QU’EST pour vous un chez-soi? Une maison solidement construite par des professionnels du bâtiment avec des matériaux modernes? Ou une habitation que l’on construit soi-même avec des matériaux locaux? Nous vous invitons à un rapide tour d’horizon de ce que des gens du monde entier appellent leur chez-eux.
Notre première étape sera le Salvador, où nous rencontrons Jorge et ses parents dans le petit village de Texistepegue. En visitant la maison de Jorge, nous remarquons que le sol est en terre battue. Le toit est soutenu par des troncs d’arbres plantés dans le sol. Les murs d’adobes (briques d’argile) sont enduits de boue. Le toit de tuiles déborde pour fournir de l’ombre et protéger les murs de la pluie. En guise de tuiles, nombre de Salvadoriens utilisent une couche d’herbes épaisse de 15 centimètres.
En Colombie, une partie de la population défavorisée habite des maisons quelque peu similaires. Entre les poteaux d’angle plantés dans le sol, les murs, en tiges de bambou fendues, sont enduits de boue. Le toit consiste en des feuilles de palmier disposées sur des perches.

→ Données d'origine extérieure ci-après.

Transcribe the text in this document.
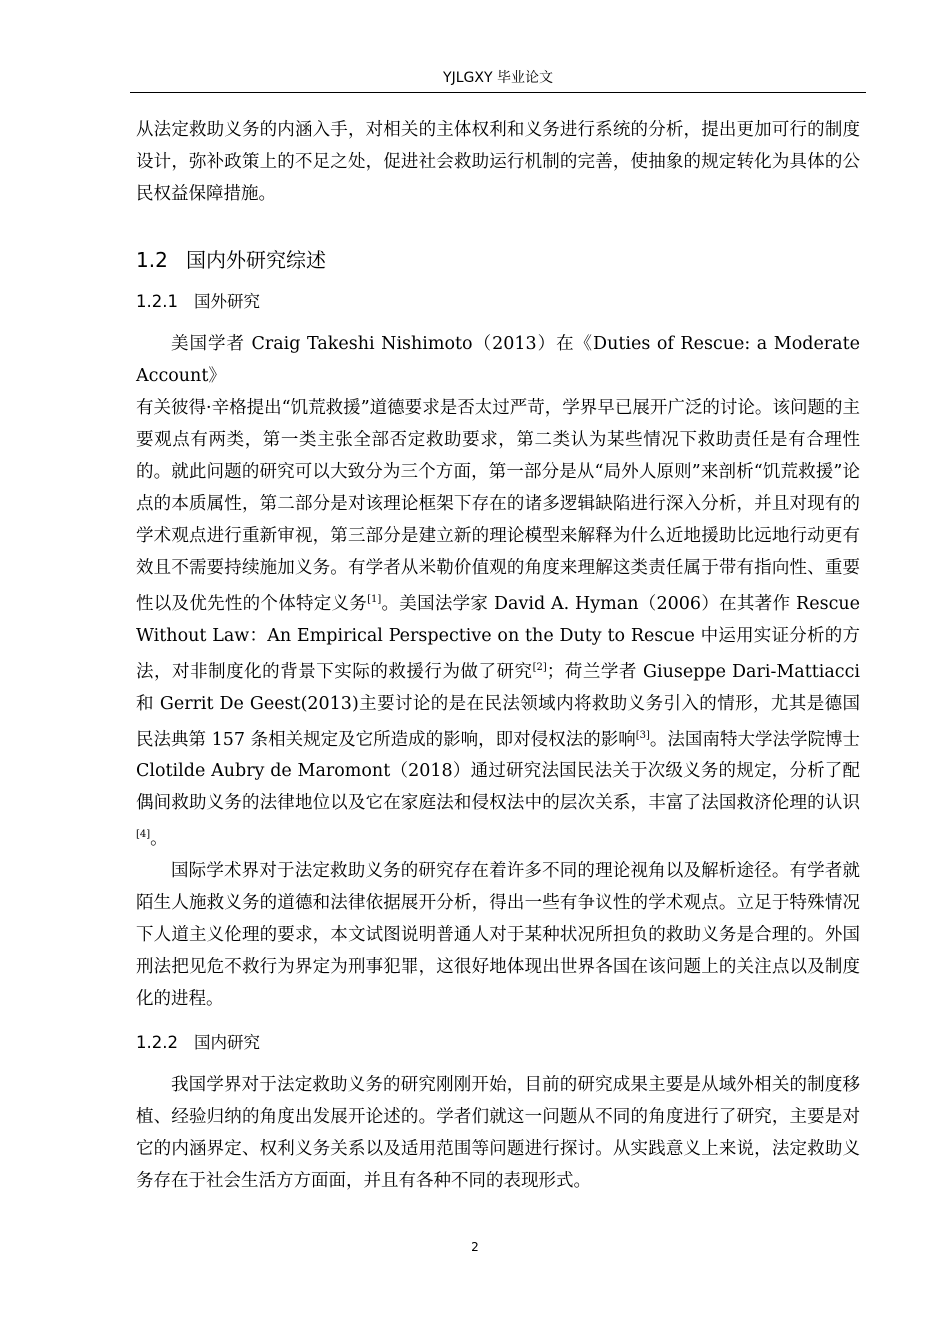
YJLGXY 毕业论文

从法定救助义务的内涵入手，对相关的主体权利和义务进行系统的分析，提出更加可行的制度设计，弥补政策上的不足之处，促进社会救助运行机制的完善，使抽象的规定转化为具体的公民权益保障措施。

1.2 国内外研究综述
1.2.1 国外研究

美国学者 Craig Takeshi Nishimoto（2013）在《Duties of Rescue: a Moderate Account》

有关彼得·辛格提出“饥荒救援”道德要求是否太过严苛，学界早已展开广泛的讨论。该问题的主要观点有两类，第一类主张全部否定救助要求，第二类认为某些情况下救助责任是有合理性的。就此问题的研究可以大致分为三个方面，第一部分是从“局外人原则”来剖析“饥荒救援”论点的本质属性，第二部分是对该理论框架下存在的诸多逻辑缺陷进行深入分析，并且对现有的学术观点进行重新审视，第三部分是建立新的理论模型来解释为什么近地援助比远地行动更有效且不需要持续施加义务。有学者从米勒价值观的角度来理解这类责任属于带有指向性、重要性以及优先性的个体特定义务[1]。美国法学家 David A. Hyman（2006）在其著作 Rescue Without Law：An Empirical Perspective on the Duty to Rescue 中运用实证分析的方法，对非制度化的背景下实际的救援行为做了研究[2]；荷兰学者 Giuseppe Dari-Mattiacci 和 Gerrit De Geest(2013)主要讨论的是在民法领域内将救助义务引入的情形，尤其是德国民法典第 157 条相关规定及它所造成的影响，即对侵权法的影响[3]。法国南特大学法学院博士 Clotilde Aubry de Maromont（2018）通过研究法国民法关于次级义务的规定，分析了配偶间救助义务的法律地位以及它在家庭法和侵权法中的层次关系，丰富了法国救济伦理的认识[4]。

国际学术界对于法定救助义务的研究存在着许多不同的理论视角以及解析途径。有学者就陌生人施救义务的道德和法律依据展开分析，得出一些有争议性的学术观点。立足于特殊情况下人道主义伦理的要求，本文试图说明普通人对于某种状况所担负的救助义务是合理的。外国刑法把见危不救行为界定为刑事犯罪，这很好地体现出世界各国在该问题上的关注点以及制度化的进程。

1.2.2 国内研究

我国学界对于法定救助义务的研究刚刚开始，目前的研究成果主要是从域外相关的制度移植、经验归纳的角度出发展开论述的。学者们就这一问题从不同的角度进行了研究，主要是对它的内涵界定、权利义务关系以及适用范围等问题进行探讨。从实践意义上来说，法定救助义务存在于社会生活方方面面，并且有各种不同的表现形式。

2
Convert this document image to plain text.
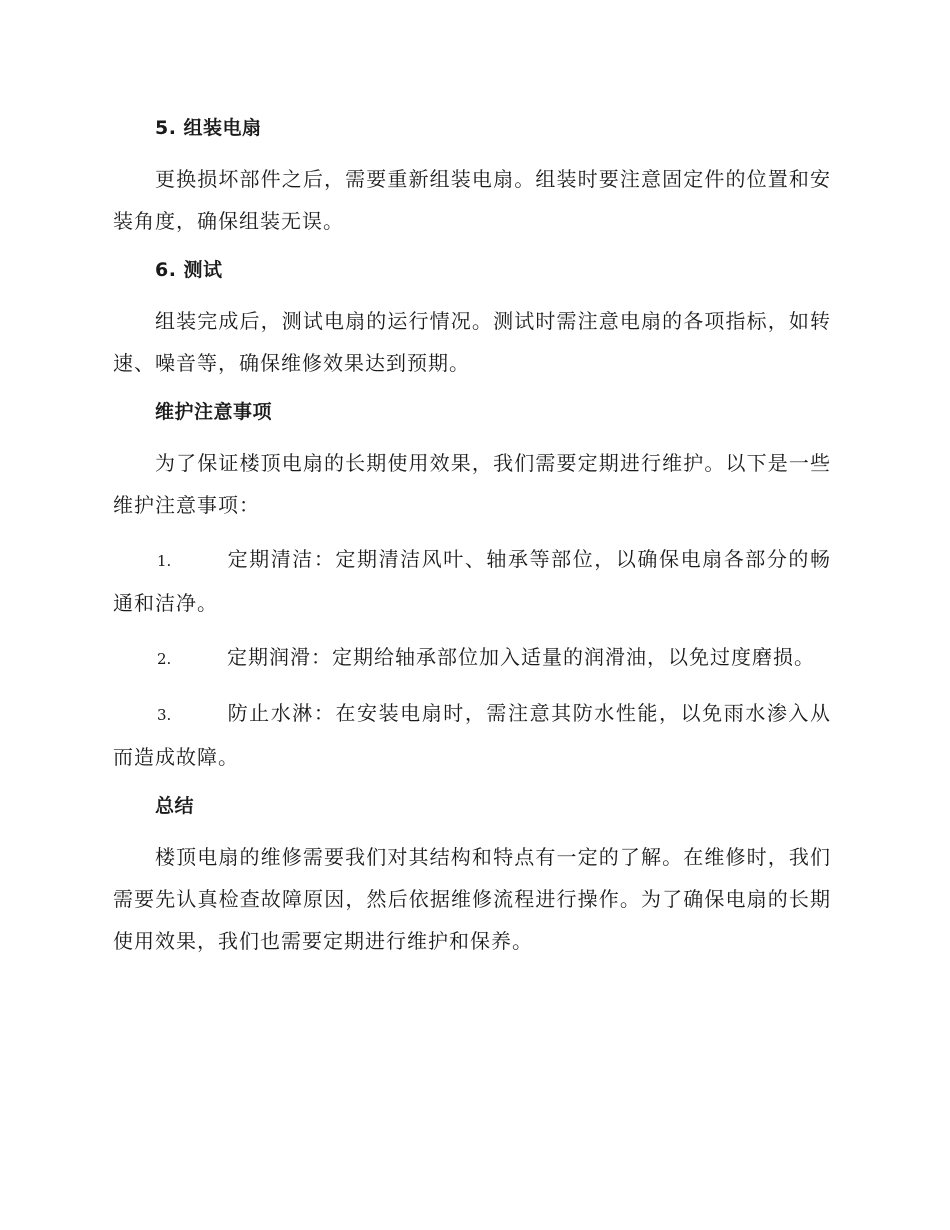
5. 组装电扇

更换损坏部件之后，需要重新组装电扇。组装时要注意固定件的位置和安装角度，确保组装无误。

6. 测试

组装完成后，测试电扇的运行情况。测试时需注意电扇的各项指标，如转速、噪音等，确保维修效果达到预期。

维护注意事项

为了保证楼顶电扇的长期使用效果，我们需要定期进行维护。以下是一些维护注意事项：

1.	定期清洁：定期清洁风叶、轴承等部位，以确保电扇各部分的畅通和洁净。
2.	定期润滑：定期给轴承部位加入适量的润滑油，以免过度磨损。
3.	防止水淋：在安装电扇时，需注意其防水性能，以免雨水渗入从而造成故障。
总结

楼顶电扇的维修需要我们对其结构和特点有一定的了解。在维修时，我们需要先认真检查故障原因，然后依据维修流程进行操作。为了确保电扇的长期使用效果，我们也需要定期进行维护和保养。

À Tacuarembó, en Uruguay, les briques avec lesquelles sont bâties certaines maisons sont constituées d’un mélange de fumier de cheval, de terre et d’eau. La préparation est versée dans des moules en bois et mise à sécher à plat au soleil. Une fois durcies, les briques servent à monter les murs, tandis que des perches supportent un toit de chaume. Pas de fenêtres vitrées, mais des volets en bois; le sol, lui, est en terre.
À l’intérieur du pays, des familles démunies construisent leurs maisons avec des mottes de terre. Comme les habitations en adobes, celles-ci sont fraîches en été et chaudes en hiver. Les mottes sont imbriquées les unes dans les autres de façon à former un mur de 60 centimètres d’épaisseur et de 1,80 mètre de haut. Des roseaux attachés à des perches forment un toit d’une vingtaine de centimètres d’épaisseur. Certains Uruguayens donnent aux murs extérieurs un aspect lisse en les revêtant d’un mélange de boue et de bouse de vache qui durcit. À l’intérieur, les cloisons sont constituées d’un châssis en bois recouvert de sacs de toile cousus les uns aux autres. La toile est parfois enduite de boue.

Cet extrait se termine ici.